Proteolytic Processing During Vesicle Formation:
  - Precursors of secretory proteins undergo proteolytic processing during the formation of secretory vesicles.
  - Example: Corticotropin (ACTH) undergoes processing:
    - Precursor -> B-lipotropin -> α-MSH -> y-lipotropin -> B-MSH -> B-endorphin

Mechanism Overview:
  - For efficient exocytosis, synaptic vesicles are primed at the presynaptic plasma membrane.
  - The process includes:
    1. Docking of the vesicle: Initiated by the interaction of v-SNARE (synaptobrevin) with t-SNARE (syntaxin and SNAP-25).
    2. Priming: Involves a series of conformational changes where partially assembled SNARE bundles prepare for fusion.
    3. Calcium Triggering: The binding of calcium ions at synaptotagmin binding sites instigates firing of the fusion process.
    4. Opening of Fusion Pore: The formation of a fusion pore facilitates neurotransmitter release into the synaptic cleft.
    5. Completion of Fusion: The vesicle merges fully with the plasma membrane, releasing neurotransmitters in response to action potential.

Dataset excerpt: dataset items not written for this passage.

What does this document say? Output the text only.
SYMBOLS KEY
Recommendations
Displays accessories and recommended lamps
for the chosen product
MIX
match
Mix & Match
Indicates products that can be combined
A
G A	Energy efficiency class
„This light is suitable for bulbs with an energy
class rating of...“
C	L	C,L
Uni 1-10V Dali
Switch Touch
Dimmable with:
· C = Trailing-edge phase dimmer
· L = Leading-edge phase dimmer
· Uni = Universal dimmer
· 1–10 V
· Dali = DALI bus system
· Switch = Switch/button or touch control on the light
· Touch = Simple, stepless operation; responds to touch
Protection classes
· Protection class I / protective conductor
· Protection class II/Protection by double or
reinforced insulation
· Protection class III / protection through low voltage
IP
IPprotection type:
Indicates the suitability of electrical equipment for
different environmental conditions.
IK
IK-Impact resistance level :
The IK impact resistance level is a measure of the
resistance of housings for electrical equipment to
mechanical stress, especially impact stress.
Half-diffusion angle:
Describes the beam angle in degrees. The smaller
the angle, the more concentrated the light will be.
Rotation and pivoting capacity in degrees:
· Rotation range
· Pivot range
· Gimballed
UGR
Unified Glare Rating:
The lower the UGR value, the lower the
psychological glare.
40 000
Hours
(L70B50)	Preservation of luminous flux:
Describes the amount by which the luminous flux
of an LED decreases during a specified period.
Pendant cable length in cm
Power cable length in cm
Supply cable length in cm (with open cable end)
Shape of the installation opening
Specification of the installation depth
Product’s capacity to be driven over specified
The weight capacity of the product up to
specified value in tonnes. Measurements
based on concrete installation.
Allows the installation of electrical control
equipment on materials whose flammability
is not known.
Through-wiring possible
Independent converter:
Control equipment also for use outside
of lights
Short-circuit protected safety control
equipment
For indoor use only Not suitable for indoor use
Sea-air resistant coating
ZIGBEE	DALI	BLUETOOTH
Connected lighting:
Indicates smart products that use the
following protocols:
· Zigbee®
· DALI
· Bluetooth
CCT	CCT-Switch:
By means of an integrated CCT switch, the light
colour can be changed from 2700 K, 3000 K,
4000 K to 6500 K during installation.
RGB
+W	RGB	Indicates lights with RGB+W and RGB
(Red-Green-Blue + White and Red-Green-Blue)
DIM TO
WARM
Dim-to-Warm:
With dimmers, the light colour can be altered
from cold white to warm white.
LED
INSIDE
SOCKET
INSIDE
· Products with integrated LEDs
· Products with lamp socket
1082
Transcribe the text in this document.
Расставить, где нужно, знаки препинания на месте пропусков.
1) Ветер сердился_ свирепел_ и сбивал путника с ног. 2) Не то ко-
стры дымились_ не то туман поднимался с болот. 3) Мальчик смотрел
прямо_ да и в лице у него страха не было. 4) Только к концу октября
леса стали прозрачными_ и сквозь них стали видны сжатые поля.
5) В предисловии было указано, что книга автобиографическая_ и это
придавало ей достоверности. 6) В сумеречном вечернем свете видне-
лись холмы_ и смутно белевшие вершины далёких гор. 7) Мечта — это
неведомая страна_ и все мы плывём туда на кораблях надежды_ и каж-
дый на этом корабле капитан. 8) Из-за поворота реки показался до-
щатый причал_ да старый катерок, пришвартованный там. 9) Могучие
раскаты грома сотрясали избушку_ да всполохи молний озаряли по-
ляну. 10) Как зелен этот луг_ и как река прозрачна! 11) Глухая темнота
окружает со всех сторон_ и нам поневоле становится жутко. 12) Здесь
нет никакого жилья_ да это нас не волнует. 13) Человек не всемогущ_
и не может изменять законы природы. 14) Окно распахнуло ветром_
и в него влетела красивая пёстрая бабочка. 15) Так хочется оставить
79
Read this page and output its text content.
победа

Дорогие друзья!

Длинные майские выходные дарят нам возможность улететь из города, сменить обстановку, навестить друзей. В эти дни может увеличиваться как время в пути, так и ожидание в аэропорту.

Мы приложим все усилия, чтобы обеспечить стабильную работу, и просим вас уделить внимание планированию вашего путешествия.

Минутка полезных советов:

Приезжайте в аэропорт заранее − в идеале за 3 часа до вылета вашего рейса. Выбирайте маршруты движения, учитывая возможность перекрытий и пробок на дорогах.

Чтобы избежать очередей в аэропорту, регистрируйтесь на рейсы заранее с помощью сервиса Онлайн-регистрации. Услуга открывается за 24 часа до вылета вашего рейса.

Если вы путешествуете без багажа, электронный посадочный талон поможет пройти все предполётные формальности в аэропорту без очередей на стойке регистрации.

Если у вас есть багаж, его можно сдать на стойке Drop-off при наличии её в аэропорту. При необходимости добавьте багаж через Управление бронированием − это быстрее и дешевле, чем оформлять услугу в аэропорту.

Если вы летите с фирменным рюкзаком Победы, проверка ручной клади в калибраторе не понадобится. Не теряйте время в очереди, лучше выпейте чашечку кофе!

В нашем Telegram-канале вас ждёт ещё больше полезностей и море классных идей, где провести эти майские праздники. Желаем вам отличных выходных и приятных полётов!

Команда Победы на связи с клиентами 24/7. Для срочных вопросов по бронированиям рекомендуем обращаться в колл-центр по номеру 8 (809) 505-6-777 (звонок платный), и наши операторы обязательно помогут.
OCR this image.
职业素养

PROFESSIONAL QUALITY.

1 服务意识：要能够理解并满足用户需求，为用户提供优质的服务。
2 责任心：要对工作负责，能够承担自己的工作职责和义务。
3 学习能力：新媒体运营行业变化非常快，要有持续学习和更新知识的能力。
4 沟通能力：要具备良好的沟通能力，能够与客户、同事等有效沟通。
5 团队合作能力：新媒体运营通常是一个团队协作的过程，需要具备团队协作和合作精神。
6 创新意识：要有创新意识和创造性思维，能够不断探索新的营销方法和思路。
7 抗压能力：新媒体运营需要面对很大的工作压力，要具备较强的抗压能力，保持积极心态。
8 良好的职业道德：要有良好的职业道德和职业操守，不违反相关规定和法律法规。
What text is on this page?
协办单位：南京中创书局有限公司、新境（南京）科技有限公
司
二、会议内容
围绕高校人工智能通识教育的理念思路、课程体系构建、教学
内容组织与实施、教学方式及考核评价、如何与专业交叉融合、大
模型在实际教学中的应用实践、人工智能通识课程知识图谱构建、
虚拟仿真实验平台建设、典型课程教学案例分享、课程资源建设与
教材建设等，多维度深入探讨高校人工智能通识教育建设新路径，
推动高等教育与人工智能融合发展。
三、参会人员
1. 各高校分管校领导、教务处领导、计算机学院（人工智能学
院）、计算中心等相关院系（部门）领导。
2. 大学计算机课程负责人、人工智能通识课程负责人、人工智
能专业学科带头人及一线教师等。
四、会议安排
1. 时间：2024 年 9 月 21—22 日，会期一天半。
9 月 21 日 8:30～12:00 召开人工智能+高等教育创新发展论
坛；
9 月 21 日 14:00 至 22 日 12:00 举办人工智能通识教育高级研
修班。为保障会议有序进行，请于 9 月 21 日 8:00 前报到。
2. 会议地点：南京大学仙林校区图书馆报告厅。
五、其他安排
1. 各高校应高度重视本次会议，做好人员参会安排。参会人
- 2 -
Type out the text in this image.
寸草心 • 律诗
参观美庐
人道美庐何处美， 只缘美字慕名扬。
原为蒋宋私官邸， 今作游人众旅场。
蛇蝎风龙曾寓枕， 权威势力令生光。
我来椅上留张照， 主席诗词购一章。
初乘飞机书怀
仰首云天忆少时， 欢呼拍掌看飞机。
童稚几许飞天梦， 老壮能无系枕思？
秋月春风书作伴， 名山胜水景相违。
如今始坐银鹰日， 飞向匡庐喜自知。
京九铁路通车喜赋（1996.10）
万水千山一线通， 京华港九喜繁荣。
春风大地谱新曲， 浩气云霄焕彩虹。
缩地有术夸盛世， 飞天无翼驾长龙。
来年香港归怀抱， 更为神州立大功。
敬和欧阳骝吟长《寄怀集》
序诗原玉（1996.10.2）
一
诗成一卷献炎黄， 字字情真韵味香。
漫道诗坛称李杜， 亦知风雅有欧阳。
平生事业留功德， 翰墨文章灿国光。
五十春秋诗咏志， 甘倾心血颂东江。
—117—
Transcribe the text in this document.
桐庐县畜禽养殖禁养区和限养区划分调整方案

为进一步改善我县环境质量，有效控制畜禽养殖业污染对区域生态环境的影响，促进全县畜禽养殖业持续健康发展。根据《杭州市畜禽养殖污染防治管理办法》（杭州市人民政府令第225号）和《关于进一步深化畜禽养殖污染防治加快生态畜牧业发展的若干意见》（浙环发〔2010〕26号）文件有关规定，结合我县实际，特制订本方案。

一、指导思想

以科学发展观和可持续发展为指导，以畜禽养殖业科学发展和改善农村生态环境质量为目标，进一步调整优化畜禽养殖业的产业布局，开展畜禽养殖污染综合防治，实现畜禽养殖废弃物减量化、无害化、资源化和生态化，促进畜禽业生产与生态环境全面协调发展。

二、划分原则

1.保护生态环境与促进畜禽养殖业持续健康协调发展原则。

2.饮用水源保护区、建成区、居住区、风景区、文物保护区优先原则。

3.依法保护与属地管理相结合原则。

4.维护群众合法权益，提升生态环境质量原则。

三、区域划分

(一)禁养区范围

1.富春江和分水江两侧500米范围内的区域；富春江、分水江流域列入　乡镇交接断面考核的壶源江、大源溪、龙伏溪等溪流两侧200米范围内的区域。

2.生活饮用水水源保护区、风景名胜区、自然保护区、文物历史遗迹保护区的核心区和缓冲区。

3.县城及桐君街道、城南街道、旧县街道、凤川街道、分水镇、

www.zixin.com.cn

Origin: Synaptic vesicles can form directly from endocytic vesicles.
  - Key Steps Involved:
    1. Delivery of synaptic vesicle membrane components to the presynaptic plasma membrane.
    2. Endocytosis of synaptic vesicle membrane components to create new synaptic vesicles.
    3. Delivery of components to the endosome.
    4. Budding of new synaptic vesicles from the endosome.
    5. Loading neurotransmitters into synaptic vesicles.
    6. Secretion of neurotransmitters by exocytosis in response to an action potential.

Quick Removal of Secretory Vesicle Membrane Components:
- To maintain membrane integrity, secretory vesicle membrane components are promptly removed from the plasma membrane.
Role of Regulated Exocytosis:
- Some events of regulated exocytosis contribute to the enlargement of the plasma membrane, which is crucial for accommodating cellular growth and function.